Sunday, April 06, 2008

Believing and Doing

In writing about the importance of upholding one's convictions (see February 22), I neglected to mention those who, perhaps simply bored by the curlicues of creeds and ideologies, lead quiet kindly lives for seemingly no good reason, or for reasons they find obvious.

Always a philosophical Torquemada, I'm not one of them. In fact, I instantly suspect anyone who seems to be one. ("Hmm ... I wonder what she meant by 'Have a good day!' ")

My assumption, my philosophy, my observation, my life have all led me to conclude that the homo sapiens is quintessentially selfish. Spiro Agnew worked for bribes, GIs go to Iraq for lack of better job prospects and even Mother Theresa worked with the poor and sick of Calcutta just to get her own cloud and harp up by the Pearly Gates.

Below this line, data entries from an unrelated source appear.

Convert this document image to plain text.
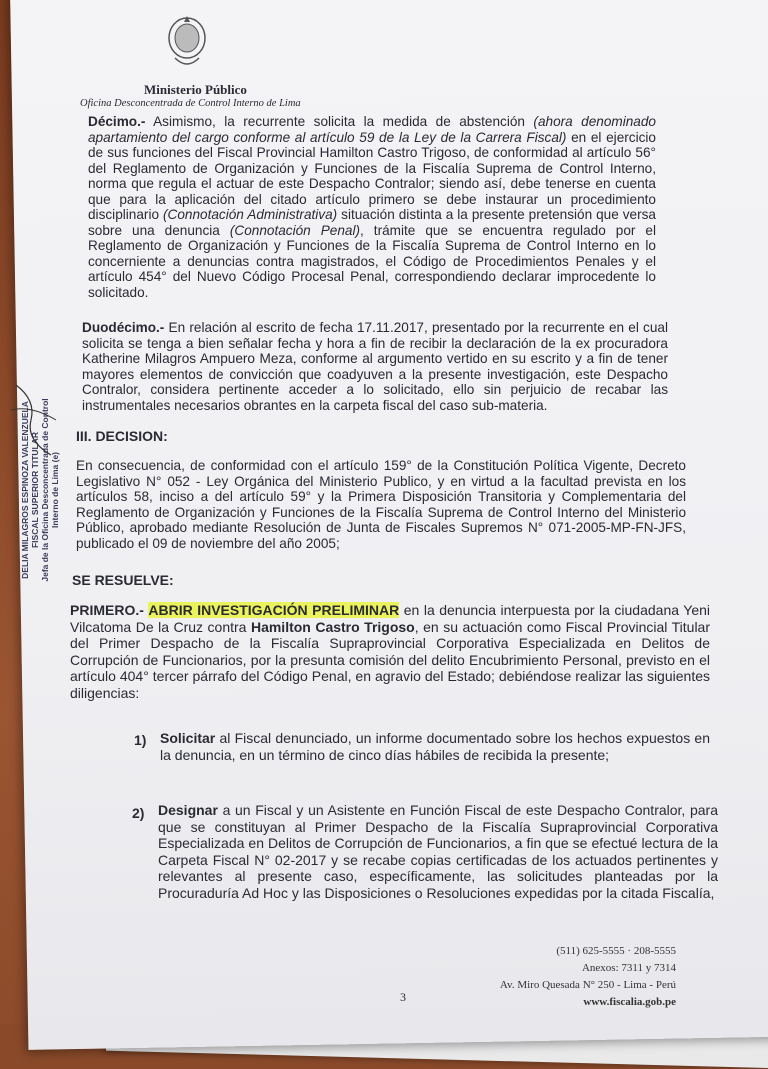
Ministerio Público
Oficina Desconcentrada de Control Interno de Lima
Décimo.- Asimismo, la recurrente solicita la medida de abstención (ahora denominado apartamiento del cargo conforme al artículo 59 de la Ley de la Carrera Fiscal) en el ejercicio de sus funciones del Fiscal Provincial Hamilton Castro Trigoso, de conformidad al artículo 56° del Reglamento de Organización y Funciones de la Fiscalía Suprema de Control Interno, norma que regula el actuar de este Despacho Contralor; siendo así, debe tenerse en cuenta que para la aplicación del citado artículo primero se debe instaurar un procedimiento disciplinario (Connotación Administrativa) situación distinta a la presente pretensión que versa sobre una denuncia (Connotación Penal), trámite que se encuentra regulado por el Reglamento de Organización y Funciones de la Fiscalía Suprema de Control Interno en lo concerniente a denuncias contra magistrados, el Código de Procedimientos Penales y el artículo 454° del Nuevo Código Procesal Penal, correspondiendo declarar improcedente lo solicitado.
Duodécimo.- En relación al escrito de fecha 17.11.2017, presentado por la recurrente en el cual solicita se tenga a bien señalar fecha y hora a fin de recibir la declaración de la ex procuradora Katherine Milagros Ampuero Meza, conforme al argumento vertido en su escrito y a fin de tener mayores elementos de convicción que coadyuven a la presente investigación, este Despacho Contralor, considera pertinente acceder a lo solicitado, ello sin perjuicio de recabar las instrumentales necesarios obrantes en la carpeta fiscal del caso sub-materia.
III. DECISION:
En consecuencia, de conformidad con el artículo 159° de la Constitución Política Vigente, Decreto Legislativo N° 052 - Ley Orgánica del Ministerio Publico, y en virtud a la facultad prevista en los artículos 58, inciso a del artículo 59° y la Primera Disposición Transitoria y Complementaria del Reglamento de Organización y Funciones de la Fiscalía Suprema de Control Interno del Ministerio Público, aprobado mediante Resolución de Junta de Fiscales Supremos N° 071-2005-MP-FN-JFS, publicado el 09 de noviembre del año 2005;
SE RESUELVE:
PRIMERO.- ABRIR INVESTIGACIÓN PRELIMINAR en la denuncia interpuesta por la ciudadana Yeni Vilcatoma De la Cruz contra Hamilton Castro Trigoso, en su actuación como Fiscal Provincial Titular del Primer Despacho de la Fiscalía Supraprovincial Corporativa Especializada en Delitos de Corrupción de Funcionarios, por la presunta comisión del delito Encubrimiento Personal, previsto en el artículo 404° tercer párrafo del Código Penal, en agravio del Estado; debiéndose realizar las siguientes diligencias:
1) Solicitar al Fiscal denunciado, un informe documentado sobre los hechos expuestos en la denuncia, en un término de cinco días hábiles de recibida la presente;
2) Designar a un Fiscal y un Asistente en Función Fiscal de este Despacho Contralor, para que se constituyan al Primer Despacho de la Fiscalía Supraprovincial Corporativa Especializada en Delitos de Corrupción de Funcionarios, a fin que se efectué lectura de la Carpeta Fiscal N° 02-2017 y se recabe copias certificadas de los actuados pertinentes y relevantes al presente caso, específicamente, las solicitudes planteadas por la Procuraduría Ad Hoc y las Disposiciones o Resoluciones expedidas por la citada Fiscalía,
DELIA MILAGROS ESPINOZA VALENZUELA FISCAL SUPERIOR TITULAR Jefa de la Oficina Desconcentrada de Control Interno de Lima (e)
(511) 625-5555 · 208-5555
Anexos: 7311 y 7314
Av. Miro Quesada N° 250 - Lima - Perú
www.fiscalia.gob.pe
3
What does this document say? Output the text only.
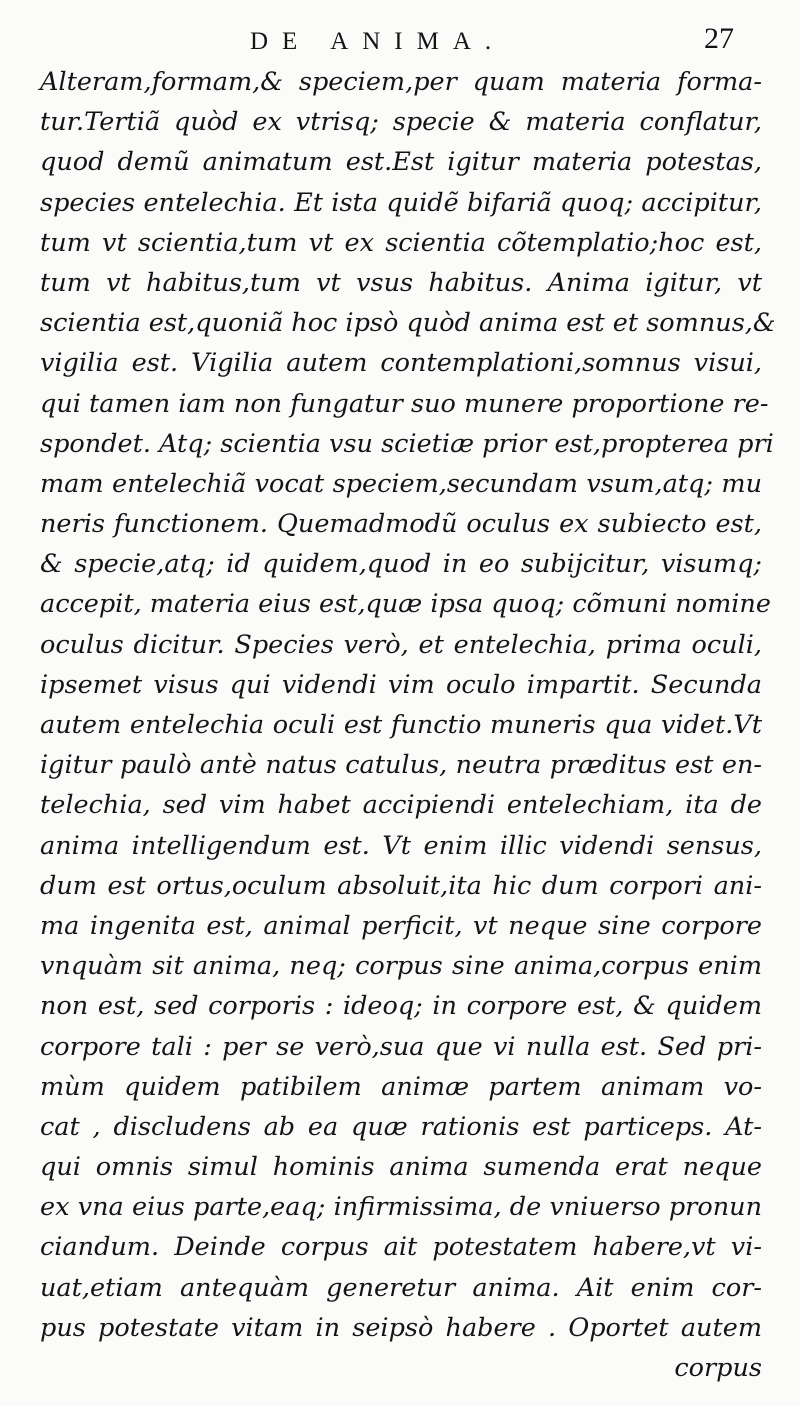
DE ANIMA.	27
Alteram,formam,& speciem,per quam materia forma-
tur.Tertiã quòd ex vtrisq; specie & materia conflatur,
quod demũ animatum est.Est igitur materia potestas,
species entelechia. Et ista quidẽ bifariã quoq; accipitur,
tum vt scientia,tum vt ex scientia cõtemplatio;hoc est,
tum vt habitus,tum vt vsus habitus. Anima igitur, vt
scientia est,quoniã hoc ipsò quòd anima est et somnus,&
vigilia est. Vigilia autem contemplationi,somnus visui,
qui tamen iam non fungatur suo munere proportione re-
spondet. Atq; scientia vsu scietiæ prior est,propterea pri
mam entelechiã vocat speciem,secundam vsum,atq; mu
neris functionem. Quemadmodũ oculus ex subiecto est,
& specie,atq; id quidem,quod in eo subijcitur, visumq;
accepit, materia eius est,quæ ipsa quoq; cõmuni nomine
oculus dicitur. Species verò, et entelechia, prima oculi,
ipsemet visus qui videndi vim oculo impartit. Secunda
autem entelechia oculi est functio muneris qua videt.Vt
igitur paulò antè natus catulus, neutra præditus est en-
telechia, sed vim habet accipiendi entelechiam, ita de
anima intelligendum est. Vt enim illic videndi sensus,
dum est ortus,oculum absoluit,ita hic dum corpori ani-
ma ingenita est, animal perficit, vt neque sine corpore
vnquàm sit anima, neq; corpus sine anima,corpus enim
non est, sed corporis : ideoq; in corpore est, & quidem
corpore tali : per se verò,sua que vi nulla est. Sed pri-
mùm quidem patibilem animæ partem animam vo-
cat , discludens ab ea quæ rationis est particeps. At-
qui omnis simul hominis anima sumenda erat neque
ex vna eius parte,eaq; infirmissima, de vniuerso pronun
ciandum. Deinde corpus ait potestatem habere,vt vi-
uat,etiam antequàm generetur anima. Ait enim cor-
pus potestate vitam in seipsò habere . Oportet autem
corpus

We're a "what's in it for me?" species. Beliefs are usually little more than idealized versions of who we might like to be if it were only convenient enough. Or a justification for the way we are.

Think of the wars of religion. Think, if you are familiar with the religious world, of the continuing strife between fellow believers in almost any tradition.

On the other hand, consider the attentive person who notices that the host's dishes need doing or that the young mother needs someone to look after her two-year-old for a while or that the unique blood type needs to be shared.

Simple things, all -- perhaps worth focusing on to a greater extent than the reasons that might justify them.